O segredo comercial  é um recurso legal que permite que as empresas guardem informações confidenciais por tempo indeterminado em vez de divulgá-las publicamente, como ocorreria ao patentear uma invenção. Nesse caso, a proteção resultará da adoção de rígidos procedimentos internos da empresa que garantam o “sigilo” como, por exemplo: o cuidado com o sigilo de documentos internos, a divulgação para seus funcionários somente de partes do processo de fabricação, criando situação na qual pouquíssimas pessoas terão acesso e conhecimento de todo o “segredo industrial”. A proteção também é resultante dos contratos de confidencialidade com todos os seus funcionários e fornecedores. Dessa forma, a Coca-Cola tenta manter a exclusividade sobre a sua fórmula de refrigerante intacta por tempo indeterminado. 

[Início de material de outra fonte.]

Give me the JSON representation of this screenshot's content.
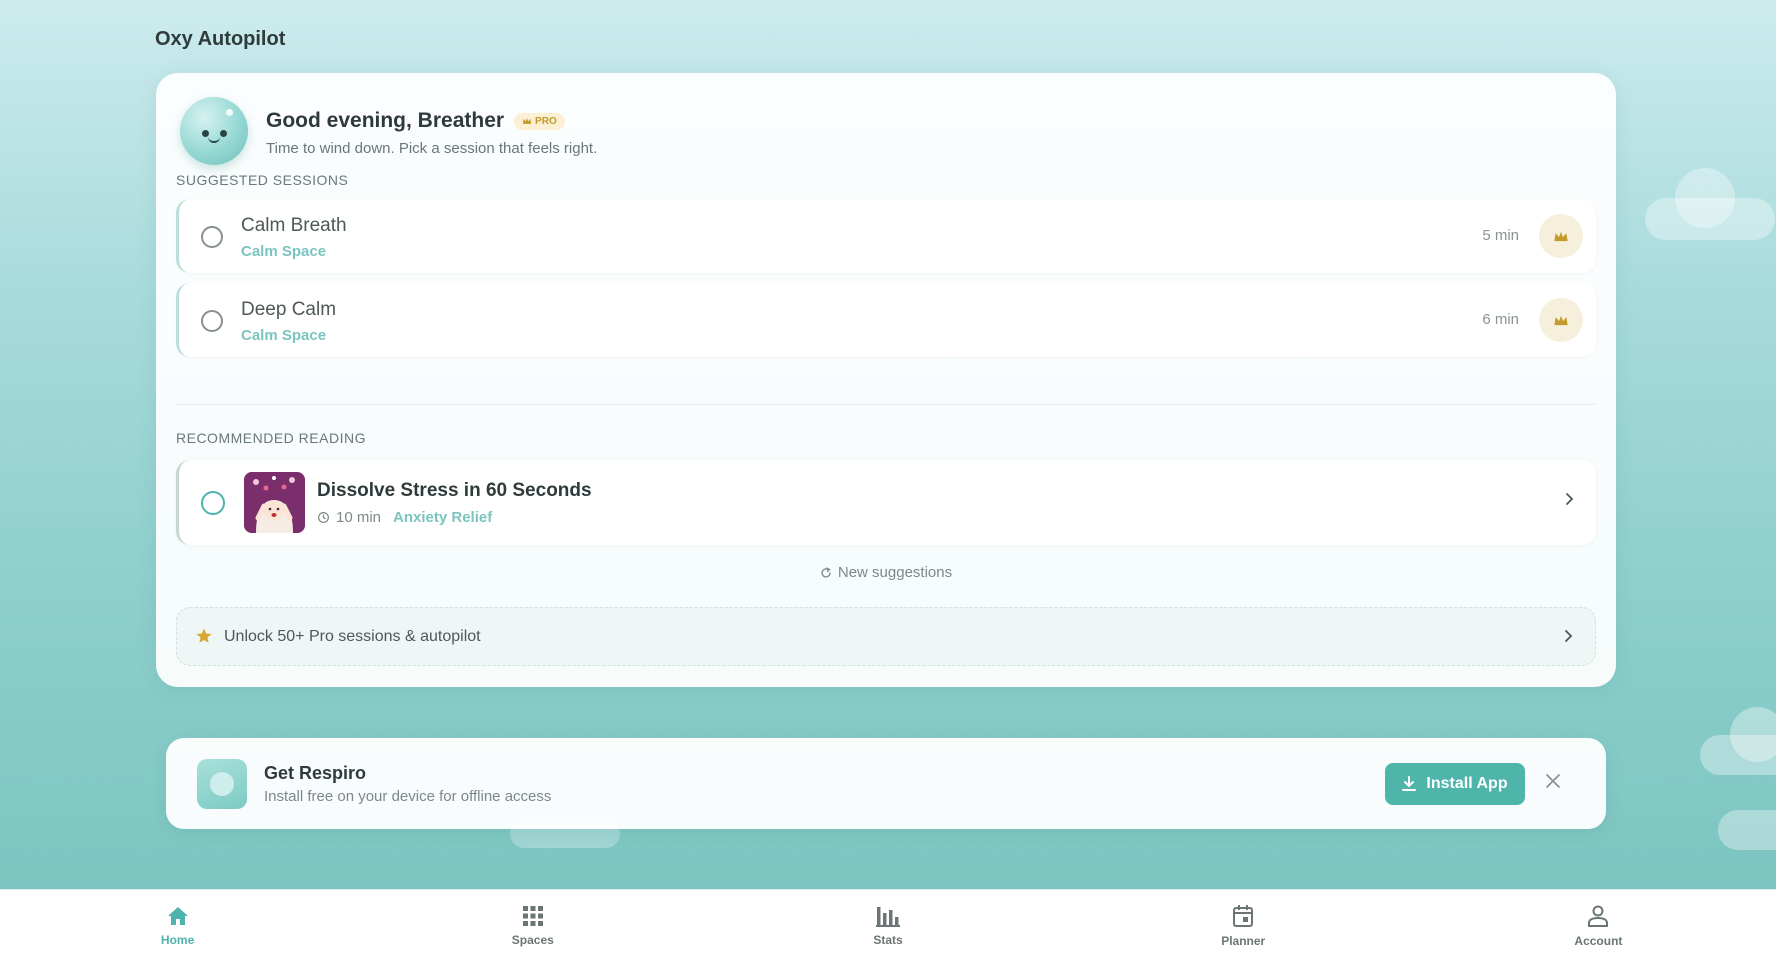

Mas, como em qualquer estratégia comercial, os riscos para quem opta pelo segredo comercial são uma realidade. Como não há patente para oferecer proteção legal, a empresa está sujeita ao risco de que sua fórmula seja descoberta, desenvolvida autonomamente por terceiros  ou mesmo divulgada por meio de vazamentos, espionagem industrial ou outras formas de violação de segurança. Se isso ocorrer, a Coca-Cola poderá perder a sua exclusividade sobre a fórmula, somente podendo impedir outras empresas de usá-la se conseguir comprovar que a divulgação do segredo foi fruto de fraude ou de atos ilícitos, cometidos pelo concorrente para ter acesso ao seu segredo industrial.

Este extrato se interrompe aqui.